Enabling the econometric analysis of policy interventions

Submitting Institution

Heriot-Watt University

Unit of Assessment

Business and Management Studies

Summary Impact Type


Research Subject Area(s)

Mathematical Sciences: Statistics
Economics: Applied Economics, Econometrics

Download original


Summary of the impact

The research created programs for the Stata statistical software environment that are used by thousands of researchers in economics and other fields around the world in academia, the private sector, government and quasi-governmental organisations, with approximately 400,000 downloads in the REF 2014 period. The core programs enable researchers to rigorously analyse the causal impact of a policy in settings where an experiment is infeasible and for experiments where take-up of treatment is incomplete, i.e. for the settings in which the vast majority of empirical work is done. The programmes are used to analyse complex data to establish causal links across a broad range of policy areas.

Underpinning research

Research in the area of econometrics in the past 30 years has moved very quickly. Many advances have proven to be very useful for applied research. An important obstacle to wide adoption of these techniques has been the availability of new estimation and testing methods in commercially-available software packages. Such techniques are typically not introduced by commercial providers until the technique is generally accepted. Implementation of these sophisticated techniques in a software environment is, moreover, a challenging exercise that itself requires a substantial research investment.

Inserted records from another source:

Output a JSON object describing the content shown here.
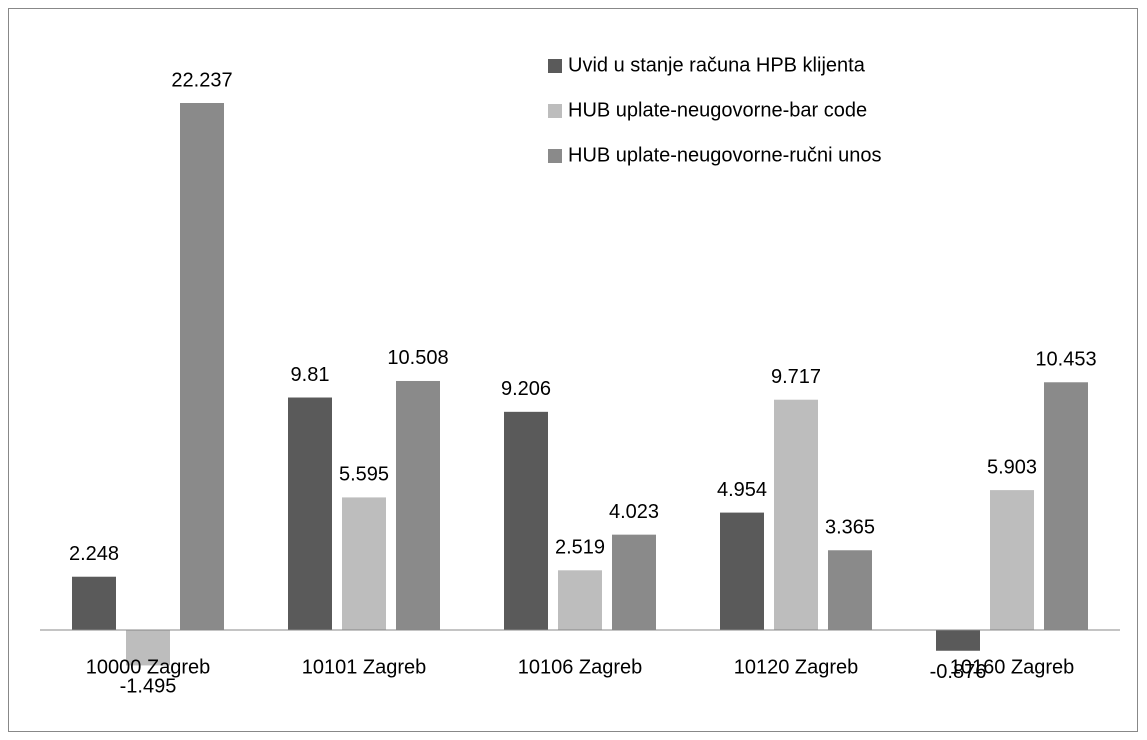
{
  "chart_data": {
    "type": "bar",
    "categories": [
      "10000 Zagreb",
      "10101 Zagreb",
      "10106 Zagreb",
      "10120 Zagreb",
      "10160 Zagreb"
    ],
    "series": [
      {
        "name": "Uvid u stanje računa HPB klijenta",
        "color": "#5a5a5a",
        "values": [
          2.248,
          9.81,
          9.206,
          4.954,
          -0.876
        ]
      },
      {
        "name": "HUB uplate-neugovorne-bar code",
        "color": "#bdbdbd",
        "values": [
          -1.495,
          5.595,
          2.519,
          9.717,
          5.903
        ]
      },
      {
        "name": "HUB uplate-neugovorne-ručni unos",
        "color": "#8a8a8a",
        "values": [
          22.237,
          10.508,
          4.023,
          3.365,
          10.453
        ]
      }
    ],
    "legend": "top-right"
  }
}
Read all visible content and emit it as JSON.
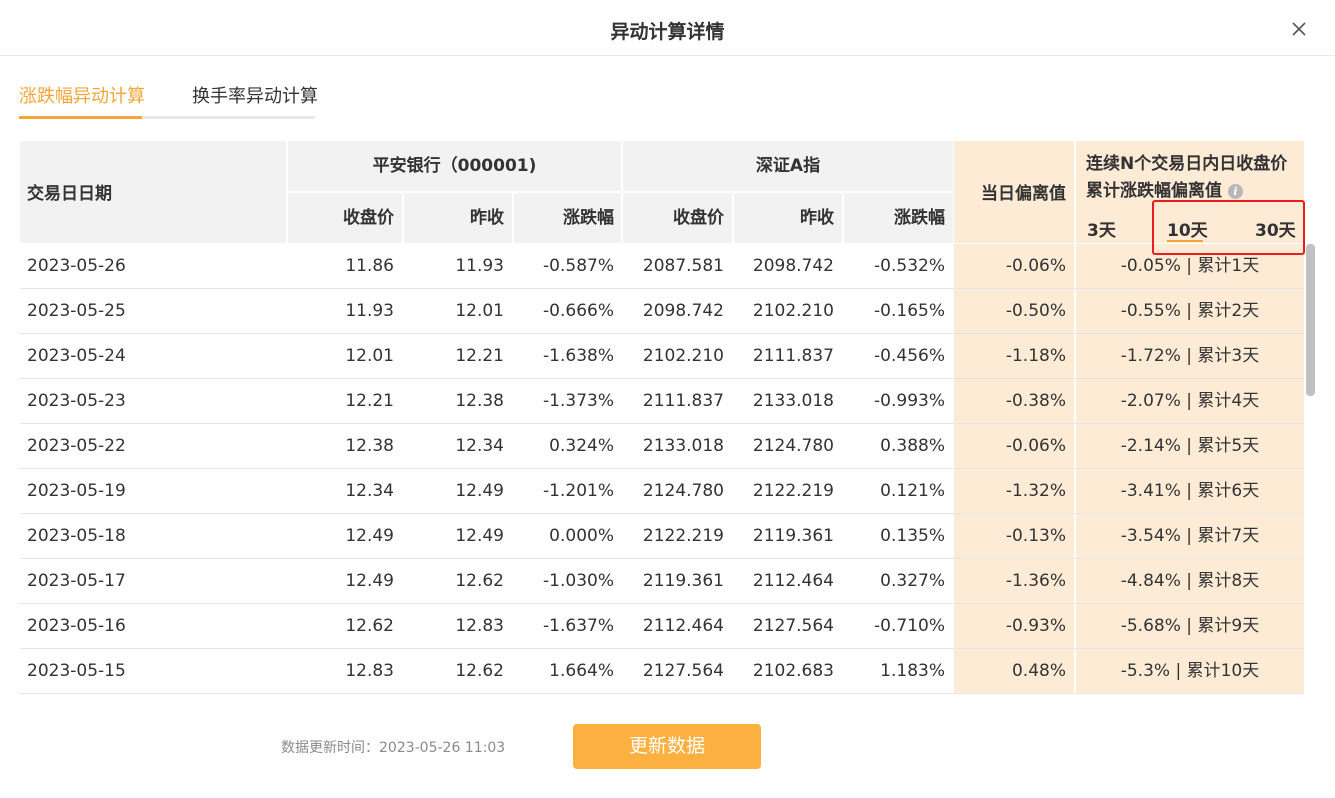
{
  "dialog": {
    "title": "异动计算详情"
  },
  "tabs": [
    {
      "label": "涨跌幅异动计算",
      "active": true
    },
    {
      "label": "换手率异动计算",
      "active": false
    }
  ],
  "table": {
    "header": {
      "date": "交易日日期",
      "stock": "平安银行（000001)",
      "index": "深证A指",
      "close": "收盘价",
      "prev": "昨收",
      "change": "涨跌幅",
      "deviation": "当日偏离值",
      "cum_line1": "连续N个交易日内日收盘价",
      "cum_line2": "累计涨跌幅偏离值",
      "days": [
        "3天",
        "10天",
        "30天"
      ],
      "active_days": "10天"
    },
    "rows": [
      {
        "date": "2023-05-26",
        "s_close": "11.86",
        "s_prev": "11.93",
        "s_chg": "-0.587%",
        "i_close": "2087.581",
        "i_prev": "2098.742",
        "i_chg": "-0.532%",
        "dev": "-0.06%",
        "cum": "-0.05%",
        "cum_label": "累计1天"
      },
      {
        "date": "2023-05-25",
        "s_close": "11.93",
        "s_prev": "12.01",
        "s_chg": "-0.666%",
        "i_close": "2098.742",
        "i_prev": "2102.210",
        "i_chg": "-0.165%",
        "dev": "-0.50%",
        "cum": "-0.55%",
        "cum_label": "累计2天"
      },
      {
        "date": "2023-05-24",
        "s_close": "12.01",
        "s_prev": "12.21",
        "s_chg": "-1.638%",
        "i_close": "2102.210",
        "i_prev": "2111.837",
        "i_chg": "-0.456%",
        "dev": "-1.18%",
        "cum": "-1.72%",
        "cum_label": "累计3天"
      },
      {
        "date": "2023-05-23",
        "s_close": "12.21",
        "s_prev": "12.38",
        "s_chg": "-1.373%",
        "i_close": "2111.837",
        "i_prev": "2133.018",
        "i_chg": "-0.993%",
        "dev": "-0.38%",
        "cum": "-2.07%",
        "cum_label": "累计4天"
      },
      {
        "date": "2023-05-22",
        "s_close": "12.38",
        "s_prev": "12.34",
        "s_chg": "0.324%",
        "i_close": "2133.018",
        "i_prev": "2124.780",
        "i_chg": "0.388%",
        "dev": "-0.06%",
        "cum": "-2.14%",
        "cum_label": "累计5天"
      },
      {
        "date": "2023-05-19",
        "s_close": "12.34",
        "s_prev": "12.49",
        "s_chg": "-1.201%",
        "i_close": "2124.780",
        "i_prev": "2122.219",
        "i_chg": "0.121%",
        "dev": "-1.32%",
        "cum": "-3.41%",
        "cum_label": "累计6天"
      },
      {
        "date": "2023-05-18",
        "s_close": "12.49",
        "s_prev": "12.49",
        "s_chg": "0.000%",
        "i_close": "2122.219",
        "i_prev": "2119.361",
        "i_chg": "0.135%",
        "dev": "-0.13%",
        "cum": "-3.54%",
        "cum_label": "累计7天"
      },
      {
        "date": "2023-05-17",
        "s_close": "12.49",
        "s_prev": "12.62",
        "s_chg": "-1.030%",
        "i_close": "2119.361",
        "i_prev": "2112.464",
        "i_chg": "0.327%",
        "dev": "-1.36%",
        "cum": "-4.84%",
        "cum_label": "累计8天"
      },
      {
        "date": "2023-05-16",
        "s_close": "12.62",
        "s_prev": "12.83",
        "s_chg": "-1.637%",
        "i_close": "2112.464",
        "i_prev": "2127.564",
        "i_chg": "-0.710%",
        "dev": "-0.93%",
        "cum": "-5.68%",
        "cum_label": "累计9天"
      },
      {
        "date": "2023-05-15",
        "s_close": "12.83",
        "s_prev": "12.62",
        "s_chg": "1.664%",
        "i_close": "2127.564",
        "i_prev": "2102.683",
        "i_chg": "1.183%",
        "dev": "0.48%",
        "cum": "-5.3%",
        "cum_label": "累计10天"
      }
    ]
  },
  "footer": {
    "update_time_label": "数据更新时间：",
    "update_time": "2023-05-26 11:03",
    "update_button": "更新数据"
  },
  "colors": {
    "accent": "#f5a53a",
    "button": "#fbb040",
    "highlight_bg": "#fdebd6",
    "annotation_box": "#e81e1e"
  },
  "icons": {
    "close": "close-icon",
    "info": "info-icon"
  }
}
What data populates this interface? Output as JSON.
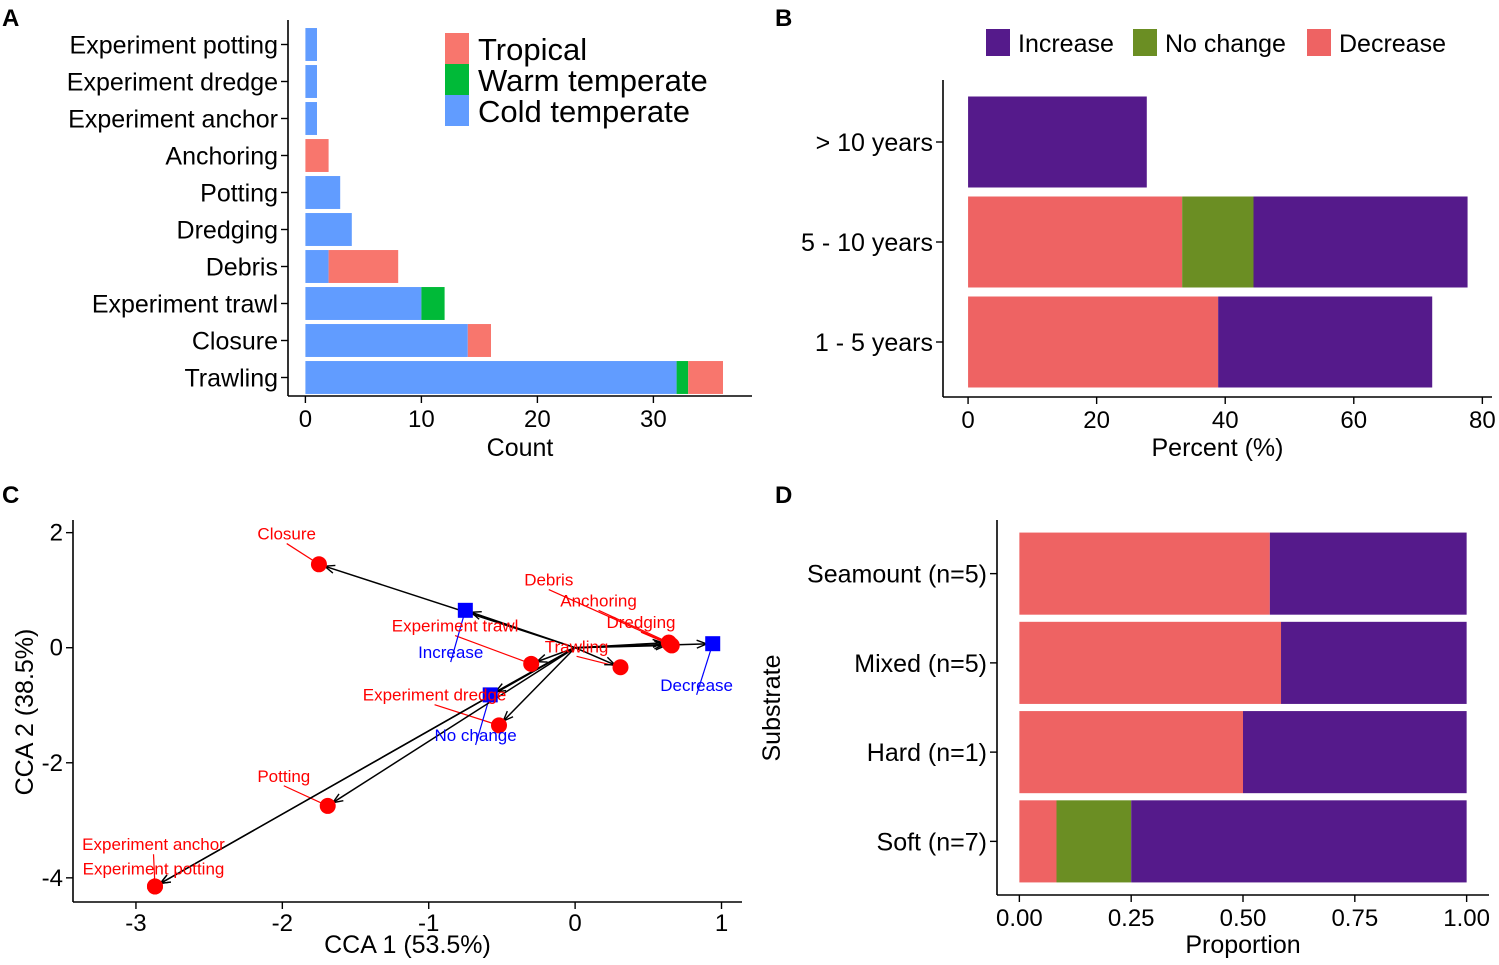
{
  "panels": {
    "A": "A",
    "B": "B",
    "C": "C",
    "D": "D"
  },
  "colors": {
    "tropical": "#F8766D",
    "warm_temperate": "#00BA38",
    "cold_temperate": "#619CFF",
    "increase": "#551A8B",
    "no_change": "#6B8E23",
    "decrease": "#EE6363",
    "site": "#FF0000",
    "response": "#0000FF"
  },
  "chart_data": [
    {
      "id": "A",
      "type": "bar",
      "orientation": "horizontal",
      "stacked": true,
      "categories": [
        "Experiment potting",
        "Experiment dredge",
        "Experiment anchor",
        "Anchoring",
        "Potting",
        "Dredging",
        "Debris",
        "Experiment trawl",
        "Closure",
        "Trawling"
      ],
      "series": [
        {
          "name": "Cold temperate",
          "color_key": "cold_temperate",
          "values": [
            1,
            1,
            1,
            0,
            3,
            4,
            2,
            10,
            14,
            32
          ]
        },
        {
          "name": "Warm temperate",
          "color_key": "warm_temperate",
          "values": [
            0,
            0,
            0,
            0,
            0,
            0,
            0,
            2,
            0,
            1
          ]
        },
        {
          "name": "Tropical",
          "color_key": "tropical",
          "values": [
            0,
            0,
            0,
            2,
            0,
            0,
            6,
            0,
            2,
            3
          ]
        }
      ],
      "legend": [
        "Tropical",
        "Warm temperate",
        "Cold temperate"
      ],
      "legend_position": "top-right",
      "xlabel": "Count",
      "ylabel": "",
      "xlim": [
        -1.5,
        38.5
      ],
      "xticks": [
        0,
        10,
        20,
        30
      ]
    },
    {
      "id": "B",
      "type": "bar",
      "orientation": "horizontal",
      "stacked": true,
      "categories": [
        "> 10 years",
        "5 - 10 years",
        "1 - 5 years"
      ],
      "series": [
        {
          "name": "Decrease",
          "color_key": "decrease",
          "values": [
            0,
            33.3,
            38.9
          ]
        },
        {
          "name": "No change",
          "color_key": "no_change",
          "values": [
            0,
            11.1,
            0
          ]
        },
        {
          "name": "Increase",
          "color_key": "increase",
          "values": [
            27.8,
            33.3,
            33.3
          ]
        }
      ],
      "legend": [
        "Increase",
        "No change",
        "Decrease"
      ],
      "legend_position": "top",
      "xlabel": "Percent (%)",
      "ylabel": "",
      "xlim": [
        -3.9,
        81.5
      ],
      "xticks": [
        0,
        20,
        40,
        60,
        80
      ]
    },
    {
      "id": "C",
      "type": "scatter",
      "title": "",
      "xlabel": "CCA 1 (53.5%)",
      "ylabel": "CCA 2 (38.5%)",
      "xlim": [
        -3.43,
        1.14
      ],
      "ylim": [
        -4.42,
        2.22
      ],
      "xticks": [
        -3,
        -2,
        -1,
        0,
        1
      ],
      "yticks": [
        2,
        0,
        -2,
        -4
      ],
      "arrow_origin": [
        0,
        0
      ],
      "sites": [
        {
          "label": "Closure",
          "x": -1.75,
          "y": 1.45,
          "lx": -1.97,
          "ly": 1.88
        },
        {
          "label": "Debris",
          "x": 0.65,
          "y": 0.06,
          "lx": -0.18,
          "ly": 1.08
        },
        {
          "label": "Anchoring",
          "x": 0.64,
          "y": 0.09,
          "lx": 0.16,
          "ly": 0.72
        },
        {
          "label": "Dredging",
          "x": 0.66,
          "y": 0.04,
          "lx": 0.45,
          "ly": 0.34
        },
        {
          "label": "Experiment trawl",
          "x": -0.3,
          "y": -0.28,
          "lx": -0.82,
          "ly": 0.28
        },
        {
          "label": "Trawling",
          "x": 0.31,
          "y": -0.34,
          "lx": 0.01,
          "ly": -0.08
        },
        {
          "label": "Experiment dredge",
          "x": -0.52,
          "y": -1.35,
          "lx": -0.96,
          "ly": -0.92
        },
        {
          "label": "Potting",
          "x": -1.69,
          "y": -2.75,
          "lx": -1.99,
          "ly": -2.33
        },
        {
          "label": "Experiment anchor",
          "x": -2.87,
          "y": -4.15,
          "lx": -2.88,
          "ly": -3.52
        },
        {
          "label": "Experiment potting",
          "x": -2.87,
          "y": -4.15,
          "lx": -2.88,
          "ly": -3.94
        }
      ],
      "responses": [
        {
          "label": "Increase",
          "x": -0.75,
          "y": 0.65,
          "lx": -0.85,
          "ly": -0.18
        },
        {
          "label": "Decrease",
          "x": 0.94,
          "y": 0.07,
          "lx": 0.83,
          "ly": -0.75
        },
        {
          "label": "No change",
          "x": -0.58,
          "y": -0.82,
          "lx": -0.68,
          "ly": -1.62
        }
      ]
    },
    {
      "id": "D",
      "type": "bar",
      "orientation": "horizontal",
      "stacked": true,
      "categories": [
        "Seamount (n=5)",
        "Mixed (n=5)",
        "Hard (n=1)",
        "Soft (n=7)"
      ],
      "series": [
        {
          "name": "Decrease",
          "color_key": "decrease",
          "values": [
            0.56,
            0.585,
            0.5,
            0.083
          ]
        },
        {
          "name": "No change",
          "color_key": "no_change",
          "values": [
            0,
            0,
            0,
            0.167
          ]
        },
        {
          "name": "Increase",
          "color_key": "increase",
          "values": [
            0.44,
            0.415,
            0.5,
            0.75
          ]
        }
      ],
      "xlabel": "Proportion",
      "ylabel": "Substrate",
      "xlim": [
        -0.05,
        1.05
      ],
      "xticks": [
        "0.00",
        "0.25",
        "0.50",
        "0.75",
        "1.00"
      ]
    }
  ]
}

Instrumental variables (IV) estimators have followed this pattern. They are widely used by economists and other empirical researchers when the econometric problem of endogeneity is present. Endogeneity means that standard methods of estimating the causal impact of a policy cannot be used because the policy or "treatment" is non-random. The importance of the problem, and the centrality of IV methods in addressing them, is reflected in the substantial coverage given to IV estimation and its generalisation, the Generalised Method of Moments (GMM), in undergraduate and especially graduate econometrics textbooks. But because developments in the theory of IV estimation have been rapid, availability of cutting-edge methods has been patchy, and many recent advances are simply unavailable to empirical researchers who wish to make use of them.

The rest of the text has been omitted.